In
ons laatste Bulletin besloten wij met een klein artikel met als kop
”Motorspuit HEEMAF anno 1920 achterhaald”. Daarbij werd de hierboven
geplaatste foto afgebeeld.
Het
was wél deze motorspuit die achterhaald werd maar niet de spuit, die
assistentie verleende bij de blussing van het Beursgebouw op 3 augustus
1921, zoals abusievelijk vermeld werd. In het vernoemd artikel werd door
ons gemeld dat deze motorspuit was opgedoken bij een particulier in
Tilburg. Binnenkort zal hij door ons worden vervoerd naar Hengelo, mits
de conditie in redelijke staat verkeert. Er zijn twee verschillende
motorspuiten in het geding. In dit Bulletin gaan wij dieper in op de
historie rondom deze twee motorspuiten van de Heemaf.

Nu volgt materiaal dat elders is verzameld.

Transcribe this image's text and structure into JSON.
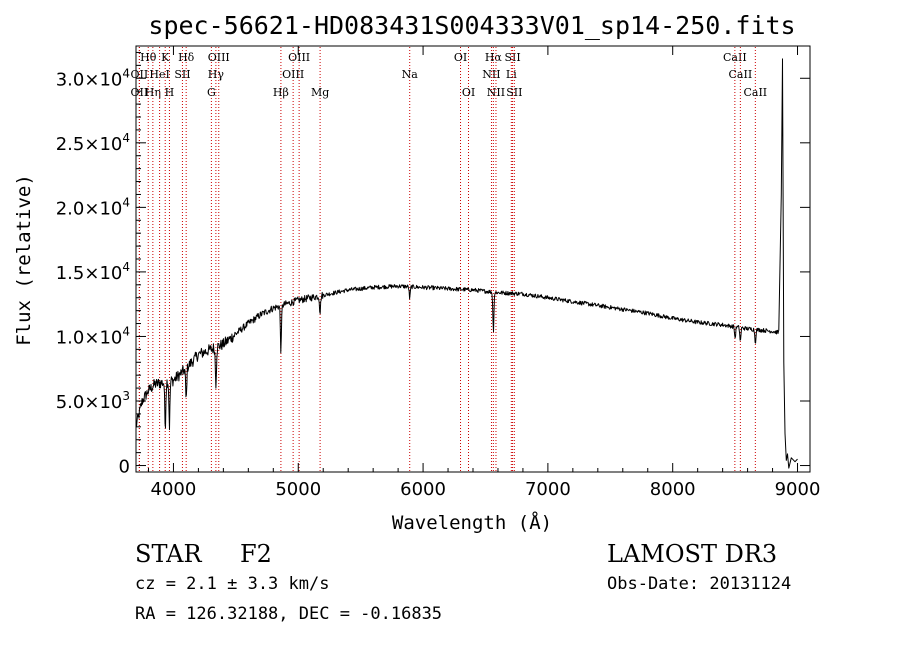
{
  "chart_data": {
    "type": "line",
    "title": "spec-56621-HD083431S004333V01_sp14-250.fits",
    "xlabel": "Wavelength (Å)",
    "ylabel": "Flux (relative)",
    "xlim": [
      3700,
      9100
    ],
    "ylim": [
      -500,
      32500
    ],
    "xticks": [
      4000,
      5000,
      6000,
      7000,
      8000,
      9000
    ],
    "xtick_labels": [
      "4000",
      "5000",
      "6000",
      "7000",
      "8000",
      "9000"
    ],
    "yticks": [
      0,
      5000,
      10000,
      15000,
      20000,
      25000,
      30000
    ],
    "ytick_mantissas": [
      "0",
      "5.0×10",
      "1.0×10",
      "1.5×10",
      "2.0×10",
      "2.5×10",
      "3.0×10"
    ],
    "ytick_exponents": [
      "",
      "3",
      "4",
      "4",
      "4",
      "4",
      "4"
    ],
    "continuum": {
      "x": [
        3700,
        3750,
        3800,
        3850,
        3900,
        3950,
        4000,
        4100,
        4200,
        4300,
        4400,
        4500,
        4600,
        4700,
        4800,
        4900,
        5000,
        5200,
        5400,
        5600,
        5800,
        6000,
        6200,
        6400,
        6600,
        6800,
        7000,
        7200,
        7400,
        7600,
        7800,
        8000,
        8200,
        8400,
        8600,
        8800,
        8850
      ],
      "y": [
        3000,
        5000,
        5800,
        6300,
        6400,
        6500,
        6600,
        7500,
        8600,
        9000,
        9400,
        10200,
        11000,
        11700,
        12200,
        12500,
        12800,
        13200,
        13600,
        13800,
        13900,
        13800,
        13700,
        13600,
        13400,
        13300,
        13000,
        12700,
        12400,
        12100,
        11800,
        11400,
        11100,
        10900,
        10600,
        10400,
        10300
      ]
    },
    "absorption_lines": [
      {
        "x": 3934,
        "depth": 3500
      },
      {
        "x": 3968,
        "depth": 3500
      },
      {
        "x": 4102,
        "depth": 2500
      },
      {
        "x": 4340,
        "depth": 2800
      },
      {
        "x": 4861,
        "depth": 3500
      },
      {
        "x": 5175,
        "depth": 1300
      },
      {
        "x": 5893,
        "depth": 900
      },
      {
        "x": 6563,
        "depth": 3000
      },
      {
        "x": 8500,
        "depth": 900
      },
      {
        "x": 8542,
        "depth": 1100
      },
      {
        "x": 8662,
        "depth": 1000
      }
    ],
    "red_edge": {
      "x": [
        8850,
        8870,
        8880,
        8890,
        8900,
        8910,
        8920,
        8930,
        8950,
        8980,
        9000
      ],
      "y": [
        10500,
        21000,
        31500,
        8000,
        2500,
        400,
        900,
        -200,
        600,
        300,
        500
      ]
    },
    "line_markers": [
      {
        "x": 3798,
        "label": "Hθ",
        "row": 0
      },
      {
        "x": 3727,
        "label": "OII",
        "row": 1
      },
      {
        "x": 3727,
        "label": "OII",
        "row": 2
      },
      {
        "x": 3835,
        "label": "Hη",
        "row": 2
      },
      {
        "x": 3889,
        "label": "HeI",
        "row": 1
      },
      {
        "x": 3934,
        "label": "K",
        "row": 0
      },
      {
        "x": 3968,
        "label": "H",
        "row": 2
      },
      {
        "x": 4072,
        "label": "SII",
        "row": 1
      },
      {
        "x": 4102,
        "label": "Hδ",
        "row": 0
      },
      {
        "x": 4304,
        "label": "G",
        "row": 2
      },
      {
        "x": 4340,
        "label": "Hγ",
        "row": 1
      },
      {
        "x": 4363,
        "label": "OIII",
        "row": 0
      },
      {
        "x": 4861,
        "label": "Hβ",
        "row": 2
      },
      {
        "x": 4959,
        "label": "OIII",
        "row": 1
      },
      {
        "x": 5007,
        "label": "OIII",
        "row": 0
      },
      {
        "x": 5175,
        "label": "Mg",
        "row": 2
      },
      {
        "x": 5893,
        "label": "Na",
        "row": 1
      },
      {
        "x": 6300,
        "label": "OI",
        "row": 0
      },
      {
        "x": 6364,
        "label": "OI",
        "row": 2
      },
      {
        "x": 6548,
        "label": "NII",
        "row": 1
      },
      {
        "x": 6563,
        "label": "Hα",
        "row": 0
      },
      {
        "x": 6584,
        "label": "NII",
        "row": 2
      },
      {
        "x": 6707,
        "label": "Li",
        "row": 1
      },
      {
        "x": 6717,
        "label": "SII",
        "row": 0
      },
      {
        "x": 6731,
        "label": "SII",
        "row": 2
      },
      {
        "x": 8498,
        "label": "CaII",
        "row": 0
      },
      {
        "x": 8542,
        "label": "CaII",
        "row": 1
      },
      {
        "x": 8662,
        "label": "CaII",
        "row": 2
      }
    ]
  },
  "info": {
    "object_class": "STAR",
    "subclass": "F2",
    "survey": "LAMOST DR3",
    "redshift": "cz = 2.1 ± 3.3 km/s",
    "obs_date": "Obs-Date: 20131124",
    "coords": "RA = 126.32188, DEC =  -0.16835"
  },
  "colors": {
    "spectrum": "#000000",
    "marker": "#cc0000",
    "axes": "#000000"
  }
}
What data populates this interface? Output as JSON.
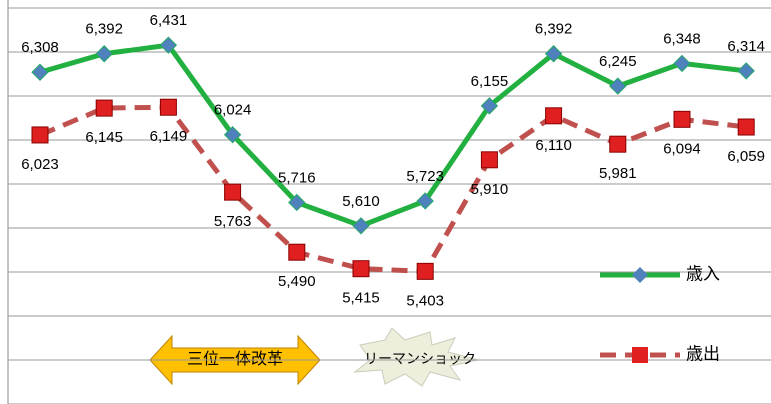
{
  "chart_data": {
    "type": "line",
    "categories": [
      null,
      null,
      null,
      null,
      null,
      null,
      null,
      null,
      null,
      null,
      null,
      null
    ],
    "series": [
      {
        "name": "歳入",
        "color": "#22b040",
        "marker_color": "#4f81bd",
        "values": [
          6308,
          6392,
          6431,
          6024,
          5716,
          5610,
          5723,
          6155,
          6392,
          6245,
          6348,
          6314
        ],
        "value_labels": [
          "6,308",
          "6,392",
          "6,431",
          "6,024",
          "5,716",
          "5,610",
          "5,723",
          "6,155",
          "6,392",
          "6,245",
          "6,348",
          "6,314"
        ]
      },
      {
        "name": "歳出",
        "color": "#c0504d",
        "marker_color": "#e02020",
        "dashed": true,
        "values": [
          6023,
          6145,
          6149,
          5763,
          5490,
          5415,
          5403,
          5910,
          6110,
          5981,
          6094,
          6059
        ],
        "value_labels": [
          "6,023",
          "6,145",
          "6,149",
          "5,763",
          "5,490",
          "5,415",
          "5,403",
          "5,910",
          "6,110",
          "5,981",
          "6,094",
          "6,059"
        ]
      }
    ],
    "ylim": [
      4800,
      6600
    ],
    "yticks": [
      4800,
      5000,
      5200,
      5400,
      5600,
      5800,
      6000,
      6200,
      6400,
      6600
    ],
    "grid": true,
    "legend": "right",
    "annotations": [
      "三位一体改革",
      "リーマンショック"
    ]
  }
}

De eerste motorspuit werd op 16 september 1920 door de bedrijfsbrandweer
van de Heemaf aangekocht. De andere pas in december 1938 en heeft,
evenals de eerste, dienst gedaan in de oorlogsjaren en meerdere jaren
daarna.
Op 1 september 1920 werd door de directie van de Heemaf besloten een
definitieve bedrijfsbrandweer op te richten. Het brandweermateriaal, dat
op dat moment in gebruik was, was van dien aard dat hiermee een
effectieve brandbestrijding onmogelijk was. In verband hiermee werd in
overleg met de directie overgegaan tot aanschaffen van blusslangen,
zandzakken, brandladders een slangenwagen en nog meer kleine
gebruiksvoorwerpen. Tevens werden op het bedrijfsterrein meerdere
brandputten aangebracht voor opslag van bluswater. Tijdens het blussen
was men aangewezen op de waterdruk in het gemeentelijk waternet.

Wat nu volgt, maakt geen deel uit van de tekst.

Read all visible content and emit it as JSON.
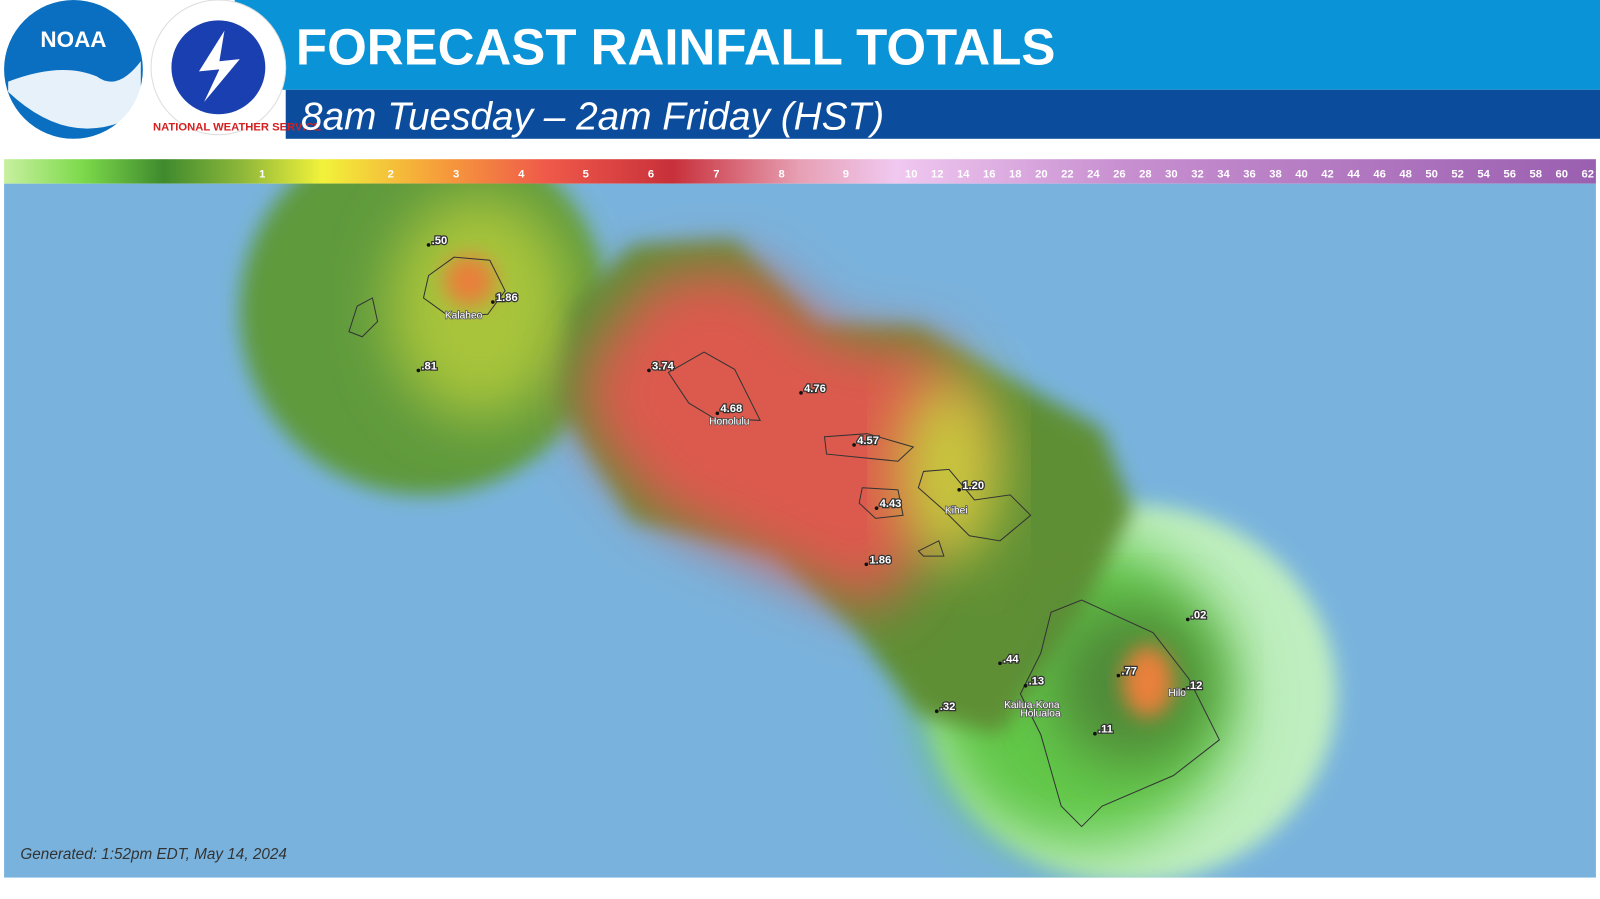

Hierdoor kwam een waterstraal niet hoger dan 2 m¹. Vandaar dat werd
besloten een motorspuit aan te schaffen. Een brandspuithuisje werd
gebouwd. Daarnaast werden uitrustingen voor de manschappen, bestaande
uit oliepakken, helmen, schoenen en handschoenen aangeschaft. Dit
brandspuithuisje werd tevens ingericht voor het houden van vergaderingen
en opleidingen. In de fabrieksgangen werden ladders geplaatst en ramen
in de sheddaken aangebracht om zodoende op het dak te kunnen komen. Op
deze sheddaken waren over de gehele fabriek loopplanken aangebracht.
Voor het oriënteren naar een geschikte motorspuit ging een delegatie van
het pas opgerichte bedrijfsbrandweerkorps op donderdag 16 september 1920
per trein naar de brandweertentoonstelling in Arnhem. Op
de stand van de firma Geveke & Co uit Amsterdam vond men wat men zocht.

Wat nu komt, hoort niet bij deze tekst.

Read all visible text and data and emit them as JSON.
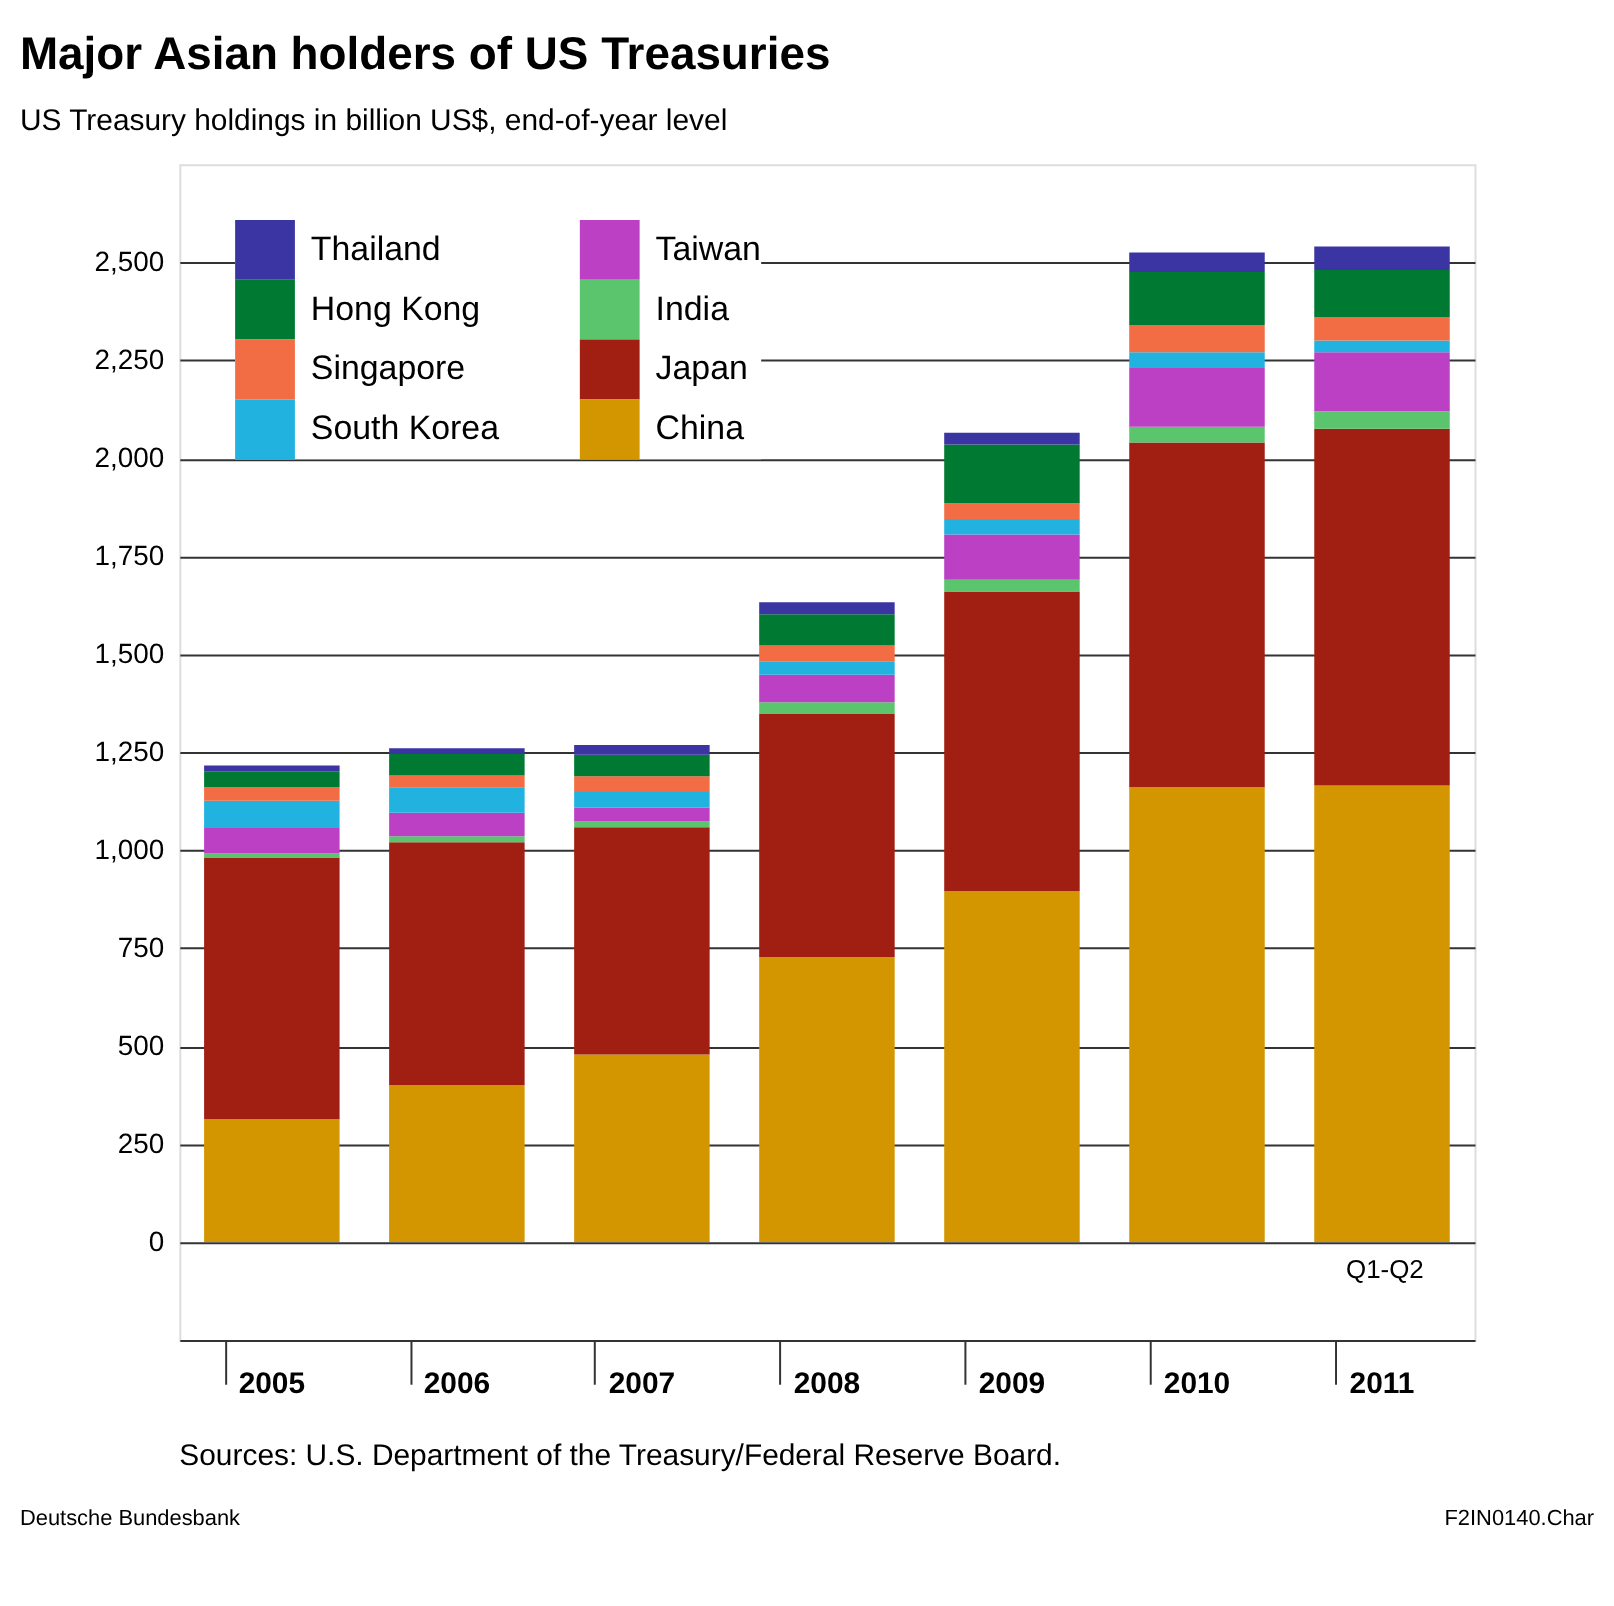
{
  "chart_data": {
    "type": "bar",
    "stacked": true,
    "title": "Major Asian holders of US Treasuries",
    "subtitle": "US Treasury holdings in billion US$, end-of-year level",
    "categories": [
      "2005",
      "2006",
      "2007",
      "2008",
      "2009",
      "2010",
      "2011"
    ],
    "series": [
      {
        "name": "China",
        "color": "#d39600",
        "values": [
          313,
          400,
          478,
          727,
          895,
          1160,
          1165
        ]
      },
      {
        "name": "Japan",
        "color": "#a11f12",
        "values": [
          668,
          620,
          580,
          620,
          765,
          880,
          910
        ]
      },
      {
        "name": "India",
        "color": "#5bc56e",
        "values": [
          10,
          15,
          15,
          30,
          30,
          40,
          45
        ]
      },
      {
        "name": "Taiwan",
        "color": "#bb40c4",
        "values": [
          65,
          60,
          35,
          70,
          115,
          150,
          150
        ]
      },
      {
        "name": "South Korea",
        "color": "#22b2e0",
        "values": [
          70,
          65,
          40,
          35,
          40,
          40,
          30
        ]
      },
      {
        "name": "Singapore",
        "color": "#f26d44",
        "values": [
          35,
          30,
          40,
          40,
          40,
          70,
          60
        ]
      },
      {
        "name": "Hong Kong",
        "color": "#007a33",
        "values": [
          40,
          55,
          55,
          80,
          150,
          135,
          120
        ]
      },
      {
        "name": "Thailand",
        "color": "#3b35a3",
        "values": [
          15,
          15,
          25,
          30,
          30,
          50,
          60
        ]
      }
    ],
    "ylim": [
      -250,
      2750
    ],
    "yticks": [
      {
        "value": 0,
        "label": "0"
      },
      {
        "value": 250,
        "label": "250"
      },
      {
        "value": 500,
        "label": "500"
      },
      {
        "value": 750,
        "label": "750"
      },
      {
        "value": 1000,
        "label": "1,000"
      },
      {
        "value": 1250,
        "label": "1,250"
      },
      {
        "value": 1500,
        "label": "1,500"
      },
      {
        "value": 1750,
        "label": "1,750"
      },
      {
        "value": 2000,
        "label": "2,000"
      },
      {
        "value": 2250,
        "label": "2,250"
      },
      {
        "value": 2500,
        "label": "2,500"
      }
    ],
    "grid": "y",
    "legend": "top left",
    "annotations": [
      "Q1-Q2",
      "Sources: U.S. Department of the Treasury/Federal Reserve Board.",
      "Deutsche Bundesbank",
      "F2IN0140.Char"
    ]
  }
}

De keus viel na verder beraad op een
tweewielige E.C.F.-motorspuit met de afmetingen van een lengte van 340
cm, breedte 140 cm en een hoogte van 165 cm. De motor was een 4-takt 4
cilinder automotor van 12 pk. De benzinetank had voldoende inhoud voor
ruim 6 bedrijfsuren. De motorspuit was voorzien van een
hoogdrukcentrifugaalpomp. De complete brandspuit woog 550 kg. De kosten,
inclusief de nodige assessors, bedroeg
ƒ 3.350,-.
Met deze aanschaf was de bedrijfsbrandweer van de Heemaf beter
geoutilleerd dan de gemeentelijke brandweer. Deze kon alleen nog maar
beschikken over hefboombrandspuiten. Maar de gemeentelijke brandmeesters
waren natuurlijk op de hoogte van deze aanschaf. Zo kon het dan ook
gebeuren dat bij een uitslaande brand op 25 juli 1921 van een blok
woningen in de Pastoriestraat de gemeentelijke brandweer voor een groot
probleem kwam te staan. Nu was deze grote
brand reeds bekend uit onze
historische gegevens. Doch interessant is te vermelden dat door onze
archivaris Jan Stubbe documenten van de Heemaf gebundeld zijn en hierin
vele gegevens zijn terug te vinden over de Heemaf-bedrijfsbrandweer. Bij
voornoemde brand werd assistentie ingeroepen van de nieuwe motorspuit.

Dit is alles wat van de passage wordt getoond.